Quand on s’attaque à un juif en France, on s’attaque à la nation tout entière. Chacun est le bienvenu pour honorer la mémoire de #MireilleKnoll.@radioclassique@guillaum_durand#classiquematinpic.twitter.com/8XZXS15hM7
— Benjamin Griveaux (@BGriveaux) 28 mars 2018
"Ce moment appartient à tous". Ce qui dérange, dans la position de Francis Kalifat, est bien l'immixtion des positions politiques dans un moment qui devrait être marqué par une unité nationale. "Il y a des moments d'unité où peut-être il faut pouvoir dépasser cela", a ainsi déclaré la ministre de la Justice, Nicole Belloubet, mercredi sur RMC. Le hiatus qu'il peut y avoir entre, d'un côté, le fait de pointer que l'ensemble de la société devrait se sentir concerné par l'antisémitisme et, de l'autre, interdire à certains de se joindre à l'hommage collectif, interpelle également. "Ce moment n'appartient à personne mais à tous, et personne n'y vient sur invitation", a ainsi résumé le conseiller départemental de l'Essonne socialiste, Jérôme Guedj. "Dans ce moment nécessaire de concorde et après voir si souvent déploré la solitude des Français juifs face à l'antisémitisme, c'est une erreur de vouloir cadenasser et décerner des brevets de lutte contre l'antisémitisme.
1) Depuis 24h nous sommes nombreux à nous démener pour que la manifestation d’hommage à #MireilleKnoll et contre l’antisémitisme soit la plus large possible.

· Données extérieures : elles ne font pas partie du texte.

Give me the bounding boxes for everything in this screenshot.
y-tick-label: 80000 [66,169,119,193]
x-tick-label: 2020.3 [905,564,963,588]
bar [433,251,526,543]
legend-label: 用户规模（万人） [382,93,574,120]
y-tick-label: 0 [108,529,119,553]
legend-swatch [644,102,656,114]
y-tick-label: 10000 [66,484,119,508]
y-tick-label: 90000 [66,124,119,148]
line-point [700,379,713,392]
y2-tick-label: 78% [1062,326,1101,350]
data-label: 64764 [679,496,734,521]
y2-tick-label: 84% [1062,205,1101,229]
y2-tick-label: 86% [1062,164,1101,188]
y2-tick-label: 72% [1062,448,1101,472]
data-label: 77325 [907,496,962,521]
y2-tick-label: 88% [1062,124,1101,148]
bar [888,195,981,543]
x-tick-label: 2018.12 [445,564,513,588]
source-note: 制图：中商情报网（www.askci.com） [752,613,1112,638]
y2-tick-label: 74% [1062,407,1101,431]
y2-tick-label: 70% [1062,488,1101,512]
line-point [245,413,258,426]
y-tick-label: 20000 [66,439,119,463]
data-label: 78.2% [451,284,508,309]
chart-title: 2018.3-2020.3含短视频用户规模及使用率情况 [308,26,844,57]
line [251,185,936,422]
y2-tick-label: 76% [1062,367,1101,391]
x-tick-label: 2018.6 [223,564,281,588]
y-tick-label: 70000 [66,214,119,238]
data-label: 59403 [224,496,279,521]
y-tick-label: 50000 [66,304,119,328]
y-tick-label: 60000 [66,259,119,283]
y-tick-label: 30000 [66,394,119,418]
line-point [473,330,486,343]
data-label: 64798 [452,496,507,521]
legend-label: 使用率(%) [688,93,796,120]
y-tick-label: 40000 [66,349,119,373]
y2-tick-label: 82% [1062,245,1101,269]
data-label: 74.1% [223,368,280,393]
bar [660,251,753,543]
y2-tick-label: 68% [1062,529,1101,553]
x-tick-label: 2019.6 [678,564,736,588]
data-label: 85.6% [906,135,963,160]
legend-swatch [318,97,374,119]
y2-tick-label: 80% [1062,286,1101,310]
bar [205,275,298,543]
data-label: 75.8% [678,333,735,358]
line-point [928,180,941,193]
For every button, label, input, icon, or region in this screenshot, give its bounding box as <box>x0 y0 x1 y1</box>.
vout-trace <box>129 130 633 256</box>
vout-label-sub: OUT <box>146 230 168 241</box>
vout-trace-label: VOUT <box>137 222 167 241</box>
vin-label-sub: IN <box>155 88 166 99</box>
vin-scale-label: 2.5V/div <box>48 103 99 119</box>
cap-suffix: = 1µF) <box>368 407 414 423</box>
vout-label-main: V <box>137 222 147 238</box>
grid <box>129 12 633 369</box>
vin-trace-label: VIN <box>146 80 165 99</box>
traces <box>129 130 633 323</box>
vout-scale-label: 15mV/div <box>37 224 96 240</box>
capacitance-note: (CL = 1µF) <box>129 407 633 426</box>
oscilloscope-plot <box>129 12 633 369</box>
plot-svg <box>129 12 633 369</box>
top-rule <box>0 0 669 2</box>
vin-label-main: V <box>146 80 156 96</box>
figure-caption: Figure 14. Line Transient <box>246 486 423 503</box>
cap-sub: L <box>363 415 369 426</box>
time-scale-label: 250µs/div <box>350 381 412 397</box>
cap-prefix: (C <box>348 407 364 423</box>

Ce moment n’appartient à personne mais à tous, et personne n’y vient sur invitation. Mais en conscience et en mobilisation
— Jérôme Guedj (@JeromeGuedj) 27 mars 2018
2)Dans ce moment nécessaire de concorde et après avoir si souvent déploré la solitude des Francais juifs face l’antisémitisme,c’est une erreur cher @FrancisKalifat de vouloir cadenasser et décerner des brevets de lutte contre l’antisémitisme.Bienvenue demain à tous les cœurs purs
— Jérôme Guedj (@JeromeGuedj) 27 mars 2018
Il n'y avait guère que le maire LR de Nice, Christian Estrosi, pour défendre le Crif mercredi matin. "Il faut respecter ceux qui constituent l'autorité et qui attendent aujourd'hui qu'il y ait surtout le calme et qu'il n'y ait aucune récupération politique", a expliqué l'édile sur France 2.
Finalement, c'est probablement Daniel Knoll, l'un des deux fils de Mireille Knoll, qui a le mieux résumé le sentiment d'une bonne partie de la classe politique à l'égard de la position de Francis Kalifat : "Le Crif fait de la politique et moi, j'ouvre mon cœur."